Winter chill bites Delhi’s homeless as temperature continues to plummet
As Delhi’s temperature plummets to a bone-chilling 4 degrees Celsius, for 15-year-old Nand Lal, who had undergone a major surgery of the spine and can barely get up or speak, his only hope for comfort is a night-cum-recovery shelter for the sick at Sarai Kale Khan.
The boy and his father, a rickshaw-puller from Bihar, came to Delhi three months ago to treat a neurology disorder.
After the surgery, they had to stay for follow-up but had no money or place to go to. They spent a few nights on the pavement along GB Pant Hospital till one day when they were taken by a team of volunteers to this shelter for the homeless.
The boy, who still has a board-like equipment wrapped on him to support his neck and spine, now has attendants at to help him move around. He will take another two months to recover, said an attendant at the shelter.
“Doctors told us this is a major surgery and that his spine could not be exposed to any pressure or too much cold or heat. I had spent all my money in his treatment. We slept outside the hospital where people donated food and blankets, but it started getting colder and my son had difficulty breathing. I saw some people coming and asking those on streets to shift to a shelter. They are now arranging for medicines and food,” said the boy’s father.
The double-storey structure at Sarai Kale Khan is one of the 248 night shelters in Delhi. Of them, 83 are permanent buildings, 115 porta cabins while 45 are makeshift tents set up every winter.
The Delhi government’s Delhi Urban Shelter Improvement Board (DUSIB) is tasked with providing a safe and comfortable stay to Delhi’s over 17,000 homeless people. All shelters are run by NGOs on a contract basis, which also rescue people from the streets. According to NGOs, the number of homeless could go up to over a lakh.
DUSIB had last year promised warm water, television and breakfast at all its permanent shelters and porta cabins. At most places HT visited, geysers, though one each to cater to around 150-200 people, were functional. But breakfast was provided only at a few shelters.
DUSIB officials said they would start providing tea and toast at all places from January 1.
Winter stay at all shelters is free, which was extended till March last year. In summers, one has to pay Rs 10 per night.
This winter is different for occupants of the white makeshift tents, some of which have attached toilets. The tents are ‘German-European’ style, which the government says are rainproof and fire retardant. There are folding beds, linen, pillows and mattresses.
Until this year, makeshift tents used to have only jute mats on the ground. Thefire-retardanttents were selected after a fire killed a person at a shelter at Yamuna Pushta in March, 2017.
These are spacious and can accommodate around 50-60 people. The tents are spread across Kashmere Gate ISBT, Nizamuddin, Yamuna Pushta, AIIMS and other places. While most shelters are not full to capacity yet, those at AIIMS are filled with a large number sleeping on the streets.
With no space, people were sleeping in the AIIMS subway.
The government’s weather forecasting agency has issued a warning of cold wave conditions over the next few days.
Most of the homeless are migrants who come to the city for a livelihood or are outstation patients at the premier hospitals.
Lakshmi Devi’s her family of six has been sleeping at the AIIMS bus stop with just two blankets, a sheet and a mat. Her eight-year-old grandson is being treated at the hospital for an infection and has a pipe attached to his body. The boy slept next to her. “It has been around six months since we came from Bihar. It takes too long to get even one test done here. All tents are full and even the subway. We can’t go to far-off shelters. It is getting colder every day,” the 70-year-old said.
Two tents have been set up outside the AIIMS metro station. But there are no attached toilets here.

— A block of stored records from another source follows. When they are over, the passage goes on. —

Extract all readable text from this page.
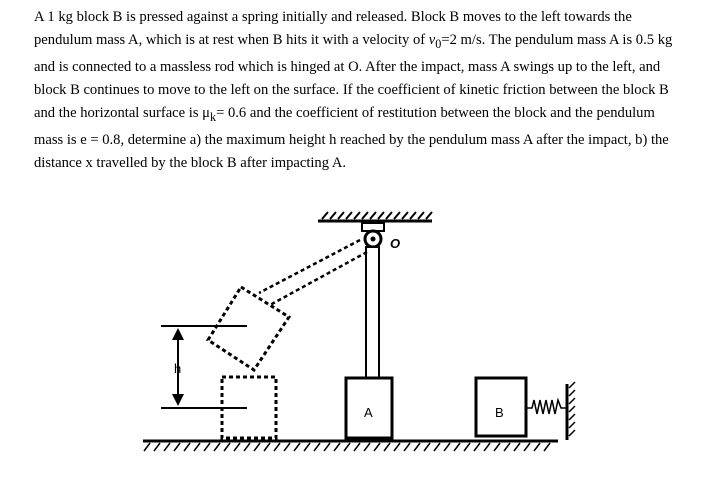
A 1 kg block B is pressed against a spring initially and released. Block B moves to the left towards the pendulum mass A, which is at rest when B hits it with a velocity of $v_0=2$ m/s. The pendulum mass A is 0.5 kg and is connected to a massless rod which is hinged at O. After the impact, mass A swings up to the left, and block B continues to move to the left on the surface. If the coefficient of kinetic friction between the block B and the horizontal surface is $\mu_k= 0.6$ and the coefficient of restitution between the block and the pendulum mass is e = 0.8, determine a) the maximum height h reached by the pendulum mass A after the impact, b) the distance x travelled by the block B after impacting A.

O
A
h
B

Reena Devi from Bihar, whose seven-year-old suffers from a chronic disease, said government-run toilets were locked at night. “It has been eight days that I have come to Delhi. I was lucky to find a place at the tent, which is warm and cosy. But where does one go to relieve themselves at night when toilet complexes are locked?,” she said.
Nitesh Kumar, project coordinator, SPYM, which runs 60 shelters in Delhi, including at Sarai Kale Khan and AIIMS, said it was difficult to get permission to set up even two tents at the hospital gate. And there’s no space for toilets. Kumar, said, their rescue team goes out every night to urge people to shift to shelters.
“Our team moves 10-15 people every day from the streets to the shelters. But there are many who prefer the roadside as they don’t want to give up on public donations. Also, because as they are not allowed to indulge in substance abuse in the shelter. We request people to donate blankets and other stuff,” Kumar said.
DUSIB officials said they were pitching more tents around AIIMS. “We are pitching two to three more tents with a capacity of 50 each. This year the tents are bigger, fireproof and waterproof,” said Bipin Rai, member, DUSIB. The total 248 shelters can house over 17,000 people.